Absence of DNA damage-mediated induction of human methyltransferase specific for precarcinogenic O6-methylguanine

Abstract

The ability of cultured normal human fetal liver and kidney epithelial cells to repair the premutagenic and precarcinogenic O⁶-methylguanine (O⁶-MeGua) DNA adduct was determined by directly monitoring its loss in cellular DNA and quantitating the number of O⁶-MeGua-DNA-methyltransferase (O⁶-MT) molecules per cell. Following treatment of the epithelial cells with the direct acting carcinogen N-methyl-N-nitrosourea (MNU), the loss of the O⁶-MeGua adduct was biphasic, exhibiting a half-life of 2.0 and 1.5 h in the liver and kidney cells, respectively. The activity of O⁶-MT in the liver and kidney epithelial cells in culture was 0.19 pmol/mg protein or 18,500 molecules/cell. The activity of O⁶-MT was maintained throughout the life of the cultures, i.e., 20 subpassages or 50 cumulative population doublings for the liver and kidney.
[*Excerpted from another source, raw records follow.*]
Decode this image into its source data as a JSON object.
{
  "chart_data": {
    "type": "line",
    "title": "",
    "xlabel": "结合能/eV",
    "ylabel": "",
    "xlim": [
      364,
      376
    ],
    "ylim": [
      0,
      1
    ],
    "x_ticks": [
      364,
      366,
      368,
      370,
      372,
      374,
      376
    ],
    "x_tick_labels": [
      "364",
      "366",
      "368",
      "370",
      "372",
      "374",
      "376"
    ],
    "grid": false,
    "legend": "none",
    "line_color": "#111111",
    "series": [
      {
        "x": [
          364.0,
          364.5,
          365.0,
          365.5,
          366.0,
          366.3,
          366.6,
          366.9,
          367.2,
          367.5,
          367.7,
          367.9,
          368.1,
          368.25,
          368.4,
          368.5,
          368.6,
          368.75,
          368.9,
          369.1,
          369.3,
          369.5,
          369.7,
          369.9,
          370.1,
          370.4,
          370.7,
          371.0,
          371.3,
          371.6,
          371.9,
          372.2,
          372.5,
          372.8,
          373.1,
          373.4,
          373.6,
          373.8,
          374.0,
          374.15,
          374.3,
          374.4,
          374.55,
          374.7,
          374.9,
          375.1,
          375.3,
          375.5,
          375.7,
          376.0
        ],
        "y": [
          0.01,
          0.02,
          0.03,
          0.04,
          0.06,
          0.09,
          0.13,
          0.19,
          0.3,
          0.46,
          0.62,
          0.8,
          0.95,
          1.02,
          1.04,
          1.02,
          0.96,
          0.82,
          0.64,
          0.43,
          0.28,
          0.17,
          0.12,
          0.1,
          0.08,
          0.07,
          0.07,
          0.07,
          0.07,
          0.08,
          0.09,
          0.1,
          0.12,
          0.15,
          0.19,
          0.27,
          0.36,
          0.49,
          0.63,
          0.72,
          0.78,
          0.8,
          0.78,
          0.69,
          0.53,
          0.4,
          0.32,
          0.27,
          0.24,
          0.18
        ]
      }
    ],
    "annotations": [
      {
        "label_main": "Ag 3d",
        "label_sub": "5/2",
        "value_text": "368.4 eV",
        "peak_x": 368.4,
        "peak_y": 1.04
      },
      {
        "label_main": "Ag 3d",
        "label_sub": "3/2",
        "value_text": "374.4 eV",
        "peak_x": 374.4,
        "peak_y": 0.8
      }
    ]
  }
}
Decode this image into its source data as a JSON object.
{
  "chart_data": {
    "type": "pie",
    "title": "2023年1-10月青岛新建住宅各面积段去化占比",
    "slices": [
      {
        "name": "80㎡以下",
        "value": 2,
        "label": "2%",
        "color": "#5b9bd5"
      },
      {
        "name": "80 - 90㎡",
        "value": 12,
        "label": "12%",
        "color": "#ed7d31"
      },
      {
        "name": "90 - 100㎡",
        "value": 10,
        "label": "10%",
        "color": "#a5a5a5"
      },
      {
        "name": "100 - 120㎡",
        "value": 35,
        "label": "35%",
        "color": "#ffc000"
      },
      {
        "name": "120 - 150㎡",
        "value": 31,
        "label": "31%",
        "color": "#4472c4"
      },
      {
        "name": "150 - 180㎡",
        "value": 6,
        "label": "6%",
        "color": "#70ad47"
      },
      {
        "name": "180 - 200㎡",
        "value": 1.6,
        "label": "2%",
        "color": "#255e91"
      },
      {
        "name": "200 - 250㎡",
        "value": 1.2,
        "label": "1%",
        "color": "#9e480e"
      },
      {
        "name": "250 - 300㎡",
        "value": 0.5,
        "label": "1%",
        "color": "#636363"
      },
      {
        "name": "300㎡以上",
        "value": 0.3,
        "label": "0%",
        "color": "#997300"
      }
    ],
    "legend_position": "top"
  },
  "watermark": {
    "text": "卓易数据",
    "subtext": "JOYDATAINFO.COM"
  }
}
In order to ascertain whether human fetal epithelial cells exhibit an induction of O⁶-MT, the cell cultures were treated with single and multiple conditioning doses of N-methyl-N-nitro-N-nitroso-guanidine (MNNG) or γ-irradiated and assayed for the amount of O⁶-MT. A 1 h exposure of cells to 2, 4, and 8 μM MNNG resulted in an 80–100% decrease of the initial O⁶-MT activity which was restored to the constitutive levels within 48 and 72 h post-treatment. Rat hepatoma cells, used as a positive control, increased their levels of O⁶-MT to 2.8-fold the constitutive levels following treatment with MNNG. Treatment of the human liver and kidney epithelial cells with chronic low doses of MNNG exhibited O⁶-MT levels identical to untreated cells. The O⁶-MT activity in epithelial cells remained unaffected upon pre-irradiation with 1.2 or 2.5 Gy of γ-irradiation. These result indicate that (i) the normal human fetal liver and kideny epithelial cells in culture actively repair O⁶ MeGua; (ii) resynthesis of O⁶ -MT in cultured cell and recovery to the basal constitutive levels occurs followinggonotoxin exposure; and (iii) O⁶-MT is not induced following the chllenge does of physical and chemical agents.